KOOPWAAR
De postkoets kreunt en kraakt, iedere keer als we door weer een diepe kuil of over een steen hotsen. Omdat ik in het midden van de bank zit word ik steeds of tegen de heer links naast me geduwd of tegen de wel heel erg dikke dame aan de andere kant geperst. Heel onaangenaam allemaal. Tot nu toe heb ik eigenlijk altijd in de koets van daddy gereisd, die was toch wel een stuk comfortabeler. Maar sinds hij dood is en we arm zijn is die verkocht.
Omdat ik een nakomertje ben en er ook geen geld meer is voor een bruidsschat, was mummy bezorgd dat ik een ouwe vrijster zou worden. Nou vraag ik je, terwijl ik for god’s sake nét zeventien ben, nog maar twee maanden geleden had ik mijn debuut. Maar helaas, mummy kreeg gelijk, van de adellijke jongens wil niemand mij, omdat ik niks in te brengen heb en zij allemaal voor hun gemakkelijke leventjes meisjes met fortuin nodig hebben. Gelukkig meldde meneer Robertson zich toen, die zelf niet van adel maar wel heel rijk is en mij vanwege mijn adel en titel wel wil hebben. Ik zag hem tot nu één keer, één dans samen tijdens het debutantenbal en daarna alleen nog maar vanuit de verte.

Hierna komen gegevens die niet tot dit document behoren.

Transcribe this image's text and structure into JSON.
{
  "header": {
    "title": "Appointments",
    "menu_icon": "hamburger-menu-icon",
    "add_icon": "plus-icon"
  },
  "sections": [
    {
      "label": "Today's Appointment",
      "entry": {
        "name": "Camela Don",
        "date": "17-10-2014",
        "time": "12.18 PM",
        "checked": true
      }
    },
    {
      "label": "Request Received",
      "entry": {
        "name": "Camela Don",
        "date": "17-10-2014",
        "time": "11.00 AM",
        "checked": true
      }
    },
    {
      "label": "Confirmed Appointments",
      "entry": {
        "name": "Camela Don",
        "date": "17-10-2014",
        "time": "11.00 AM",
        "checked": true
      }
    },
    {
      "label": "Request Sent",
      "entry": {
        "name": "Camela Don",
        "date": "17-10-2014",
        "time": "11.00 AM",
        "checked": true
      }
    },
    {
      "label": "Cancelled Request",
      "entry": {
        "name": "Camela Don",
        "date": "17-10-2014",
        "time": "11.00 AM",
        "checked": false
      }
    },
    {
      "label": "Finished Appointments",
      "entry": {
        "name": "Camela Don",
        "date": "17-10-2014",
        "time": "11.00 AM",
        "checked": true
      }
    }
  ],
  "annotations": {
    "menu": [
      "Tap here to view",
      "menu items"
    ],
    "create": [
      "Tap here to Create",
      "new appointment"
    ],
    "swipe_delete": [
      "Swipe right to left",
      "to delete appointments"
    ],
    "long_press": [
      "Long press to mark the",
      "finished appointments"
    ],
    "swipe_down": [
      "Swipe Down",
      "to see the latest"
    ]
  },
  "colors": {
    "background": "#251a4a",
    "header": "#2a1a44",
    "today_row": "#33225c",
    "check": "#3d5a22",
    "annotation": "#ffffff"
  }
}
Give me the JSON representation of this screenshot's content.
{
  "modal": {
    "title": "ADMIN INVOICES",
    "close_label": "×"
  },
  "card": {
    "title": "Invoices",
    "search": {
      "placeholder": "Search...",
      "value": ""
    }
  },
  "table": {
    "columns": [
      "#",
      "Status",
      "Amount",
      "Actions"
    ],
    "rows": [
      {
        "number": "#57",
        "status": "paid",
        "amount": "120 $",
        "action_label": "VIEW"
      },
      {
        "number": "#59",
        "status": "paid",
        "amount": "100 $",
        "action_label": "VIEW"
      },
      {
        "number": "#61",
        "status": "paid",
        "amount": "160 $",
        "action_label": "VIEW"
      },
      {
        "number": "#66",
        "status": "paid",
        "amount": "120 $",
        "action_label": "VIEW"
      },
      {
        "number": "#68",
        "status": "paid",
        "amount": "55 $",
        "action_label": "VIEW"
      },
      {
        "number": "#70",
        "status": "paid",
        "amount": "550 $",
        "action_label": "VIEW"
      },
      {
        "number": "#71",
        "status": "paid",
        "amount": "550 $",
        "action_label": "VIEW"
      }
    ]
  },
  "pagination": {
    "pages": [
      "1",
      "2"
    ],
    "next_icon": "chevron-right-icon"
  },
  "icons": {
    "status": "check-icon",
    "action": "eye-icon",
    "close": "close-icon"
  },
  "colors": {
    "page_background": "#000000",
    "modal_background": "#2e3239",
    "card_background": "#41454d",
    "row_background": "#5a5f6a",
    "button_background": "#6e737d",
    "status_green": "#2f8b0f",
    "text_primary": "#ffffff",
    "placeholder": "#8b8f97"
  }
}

Aan hem word ik dus uitgehuwelijkt, alles is buiten mij om gearrangeerd. ‘Als die kleine schattige Jane maar onderdak is’ schijnt mummy te denken. Alles is door mummy en meneer Robertson per brief afgehandeld, hij betaalt haar zelfs een bedrag om daarna redelijk te kunnen leven, een omgekeerde bruidsschat zeg maar, waarmee ik dus verkocht lijk te zijn aan de hoogste bieder. En nu, twee maanden later, ben ik dus hotsend en butsend naar hem onderweg, om te trouwen.
Meisjes tellen niet mee
Volgens daddy was ik zijn engeltje. Kort achter elkaar kregen mijn ouders eerst twee meisjes, toen jaren niets en daarna kwam eerst mijn broer als de zo gewenste opvolger en terwijl ze al opgelucht waren dat ze het er zo vanaf brachten was ík daar óók nog ineens, binnen een jaar na mijn broer. Ze zaten dus helemaal niet op mij te wachten, maar mijn geluk is geweest dat ik zo lief oogde, meteen al van die vertederende helblauwe ogen en haren die zodra ze gingen groeien goudblond waren en schattige krulletjes hadden, waardoor het altijd leek, vooral als ik voor de zon stond, dat ik een stralenkransje om me heen had. ‘My little angel’ zei daddy dan en wat ik dan eigenlijk nooit begreep was dat hij er zo bezórgd bij keek.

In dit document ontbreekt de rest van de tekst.